Saturday, December 02, 2006

A Corpus of Writing-Tablets from Roman Britain


By Dr. A.K. Bowman FBA, Prof. J.M. Brady FRS FEng., Dr. R.S.O. Tomlin FSA, Prof. J.D. Thomas FBA, Research Assistant - Dr J. Pearce

Lead 'curse tablets' comprise thin rectangular sheets which, when complete and unrolled, generally measure 6 - 12cm long and 4 - 8cm wide, although many survive only as fragments. Though often described as 'lead', metallurgical analysis of tablets from Bath, for example, shows that many are better characterised as pewter, given their high tin content. The sheets, having been cast and / or flattened, were generally trimmed to provide a roughly rectangular surface area. The text was inscribed on the tablet with a point, perhaps a stylus like those used to write on wax tablets, and the tablet was then rolled or folded with the written surface innermost, and the ends folded over. This is the state in which they are usually found. The tablets were sometimes pierced by nails, which occasionally survive in situ, although more frequently only the holes indicate their original presence. This nailing provides one explanation of the name of defixio by which these artefacts are often known (the Latin verb from which it is taken, defigere, has the meaning both to fasten and to curse).
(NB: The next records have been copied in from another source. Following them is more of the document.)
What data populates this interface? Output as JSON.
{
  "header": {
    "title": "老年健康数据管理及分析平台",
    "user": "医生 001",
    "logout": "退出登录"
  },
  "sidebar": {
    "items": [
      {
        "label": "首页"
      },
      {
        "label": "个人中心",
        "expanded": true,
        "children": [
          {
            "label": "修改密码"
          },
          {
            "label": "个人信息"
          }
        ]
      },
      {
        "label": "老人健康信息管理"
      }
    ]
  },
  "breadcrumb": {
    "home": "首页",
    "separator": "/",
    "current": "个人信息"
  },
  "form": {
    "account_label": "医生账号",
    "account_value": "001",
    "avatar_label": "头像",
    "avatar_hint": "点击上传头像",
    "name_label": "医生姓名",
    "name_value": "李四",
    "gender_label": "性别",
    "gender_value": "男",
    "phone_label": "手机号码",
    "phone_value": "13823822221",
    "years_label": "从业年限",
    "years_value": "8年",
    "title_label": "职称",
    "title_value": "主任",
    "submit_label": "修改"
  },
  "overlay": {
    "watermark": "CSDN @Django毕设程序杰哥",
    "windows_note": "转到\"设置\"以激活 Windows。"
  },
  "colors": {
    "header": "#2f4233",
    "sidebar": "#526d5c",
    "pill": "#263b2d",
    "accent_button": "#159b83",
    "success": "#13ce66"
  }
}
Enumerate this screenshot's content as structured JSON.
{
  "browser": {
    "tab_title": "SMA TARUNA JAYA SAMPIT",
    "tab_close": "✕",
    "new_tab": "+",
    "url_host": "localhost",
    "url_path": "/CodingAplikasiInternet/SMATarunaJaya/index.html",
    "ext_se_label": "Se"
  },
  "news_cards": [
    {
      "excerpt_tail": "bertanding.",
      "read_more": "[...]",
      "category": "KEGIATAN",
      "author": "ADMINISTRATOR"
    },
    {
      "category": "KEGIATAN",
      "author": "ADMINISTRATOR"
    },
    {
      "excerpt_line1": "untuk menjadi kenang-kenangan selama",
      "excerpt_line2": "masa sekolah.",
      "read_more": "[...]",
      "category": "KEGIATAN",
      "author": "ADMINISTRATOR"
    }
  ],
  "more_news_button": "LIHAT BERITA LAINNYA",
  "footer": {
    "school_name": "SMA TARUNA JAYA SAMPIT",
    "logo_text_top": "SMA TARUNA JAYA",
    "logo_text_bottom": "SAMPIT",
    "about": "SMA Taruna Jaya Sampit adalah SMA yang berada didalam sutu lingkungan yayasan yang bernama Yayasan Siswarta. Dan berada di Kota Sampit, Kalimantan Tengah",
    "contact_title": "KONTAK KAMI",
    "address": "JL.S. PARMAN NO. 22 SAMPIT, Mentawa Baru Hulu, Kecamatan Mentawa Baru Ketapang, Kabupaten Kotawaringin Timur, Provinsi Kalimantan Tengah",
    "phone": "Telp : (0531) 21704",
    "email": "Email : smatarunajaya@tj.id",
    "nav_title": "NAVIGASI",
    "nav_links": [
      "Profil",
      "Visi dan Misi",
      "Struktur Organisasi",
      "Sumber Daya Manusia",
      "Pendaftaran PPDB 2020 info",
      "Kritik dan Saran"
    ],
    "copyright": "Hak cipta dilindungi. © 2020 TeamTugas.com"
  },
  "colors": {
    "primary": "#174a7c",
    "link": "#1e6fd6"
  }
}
Some tablets may have been nailed to a wall or post prior to deposition, perhaps to display their message. However nails often seem to have been hammered through the blank side, making the text invisible if the tablet had been on view (Click here for images of curse tablets).

In Britain the majority of lead tablets seem to have been deposited on temple sites, famously at Bath and at Uley in Gloucestershire. At Bath they were deposited in the hot spring. Instances are also recorded from other 'watery' contexts, graves and settlements. On settlements occasional evidence suggests a preference for wet places; for example individual tablets come from the ditch of a fort and the drain of a bathhouse. As tablets are often found outside formal excavation, it can be difficult to identify the type of site on or context in which they were deposited. This is therefore a question for which we need much more reliable information.

In order to read the texts the tablets must be carefully unfolded. Given their usually brittle condition, this process can only be successfully performed in the laboratory. Distortion and cracking from folding and rolling have frequently affected the appearance of the texts. When freshly cut the strokes of the text would have shone against their background, but subsequent oxidisation has made both tablet surface and incisions the same dull grey. Corrosion has sometimes removed or damaged the surface of the tablets. Light must be cast from several different angles on to the tablet in order to render visible all the separate strokes that make up letters. The results of this examination are produced in drawings, on which the readings and subsequent translations of the tablets are based. It is impossible for a single photograph to reproduce adequately all the parts of all letters.